For those that may also remember back in October, I was noting that we really should see the daily MACD on the SPX rally back up towards resistance in order to support a drop as deep as our target region in the 2100-2200 region for wave 4.  And, as you can see, we still have a lot of room to the upside for that MACD on the daily SPX chart to rally.

So, at this point in time, the MACD causes me to expect that the market can rally much higher in the coming weeks. Most specifically, I don’t think we will develop the set up to take us directly to the 2100/2200 region until the daily MACD does reset. However, the smaller degree path is still the question in my mind.  My preference is to see the 1-2 set up develop over the next week or two, and that can project to take us over the 2900 region. 

But, instead of pulling back, should we see a direct move to the lower target box on the 60-minute chart between 2815-2845SPX it could suggest that we will see another decline towards the 2450-2500 region before a bigger b-wave rally tries to reach those higher targets, as noted above.  So, we still have to be somewhat vigilant, as 4th waves are notorious for their variable structures.

While we navigate through the whipsaw we normally see within a 4th wave, try to avoid trading this action too aggressively, as I can assure you that anyone trading aggressively within a 4th wave will certainly be whipsawed at one point or another.  So, please do not be swayed by those who brag about being on the correct side of one particular whipsaw move or another.
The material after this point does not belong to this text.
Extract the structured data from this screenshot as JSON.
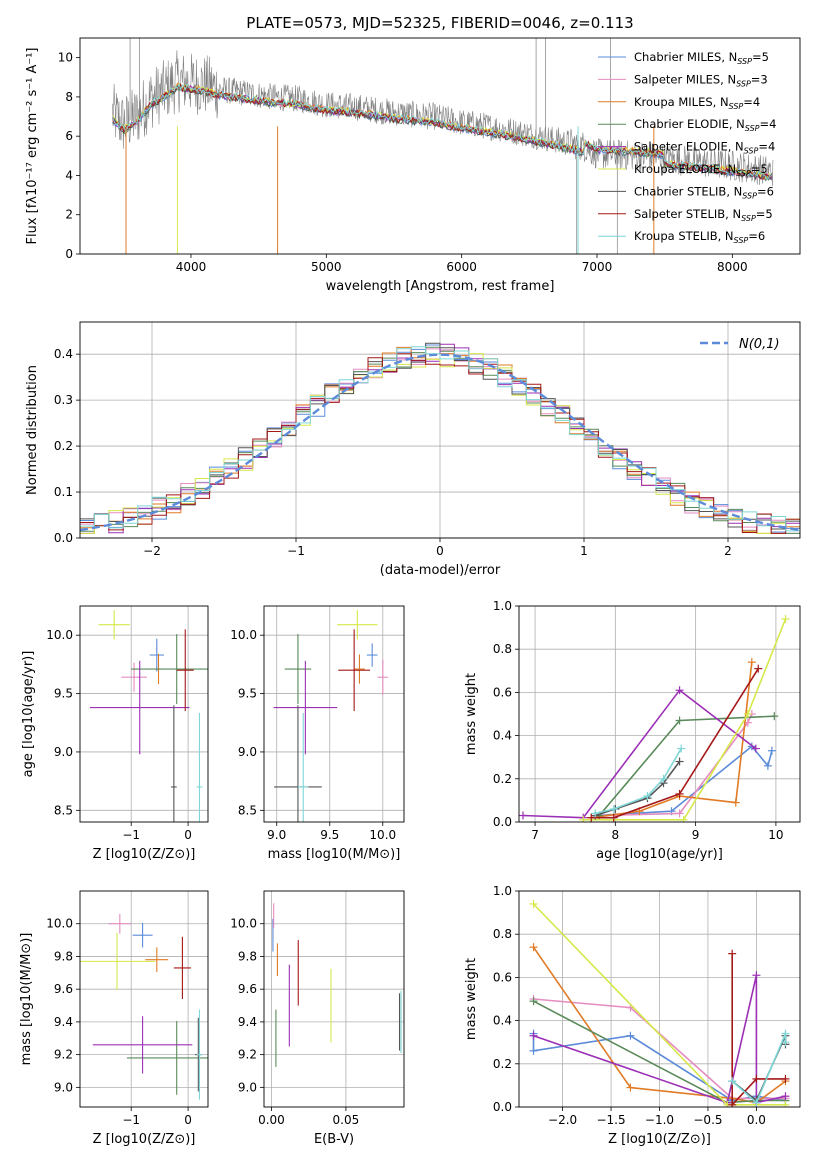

I can assure you they will remain quite silent when they are inevitably on the wrong side of a whipsaw move during a 4th wave or may have even been caught in the downdraft to 2600 off the all-time highs. 

After doing this for many years, I can tell you that this is simply the nature of this environment, and we often see way too much bravado during the strong whipsaw moves that are the hallmark of corrective structures.   Ultimately, they humble all who trade too aggressively within them, which is a lesson you learn through experience.  So, rather than trading aggressively during this environment, most investors should be focused upon capital preservation so that you can redeploy your capital at lower levels once this correction runs its course to take us to those lower targets in 2019/20.

Lastly, keep in mind the famous perspective that “topping is a process.”  As I noted once we started breaking down in October, it will likely take months to set up the drop to our ideal target region below.  I still think that to be the case.  But, ultimately, this market will top out, and provide us with our set up in the c-wave projecting down to the ideal target for this 4th wave in the 2100/2200 region.  That is the one trade in this 4th wave that I am personally stalking, and I intend on being patient until the market presents me with that opportunity.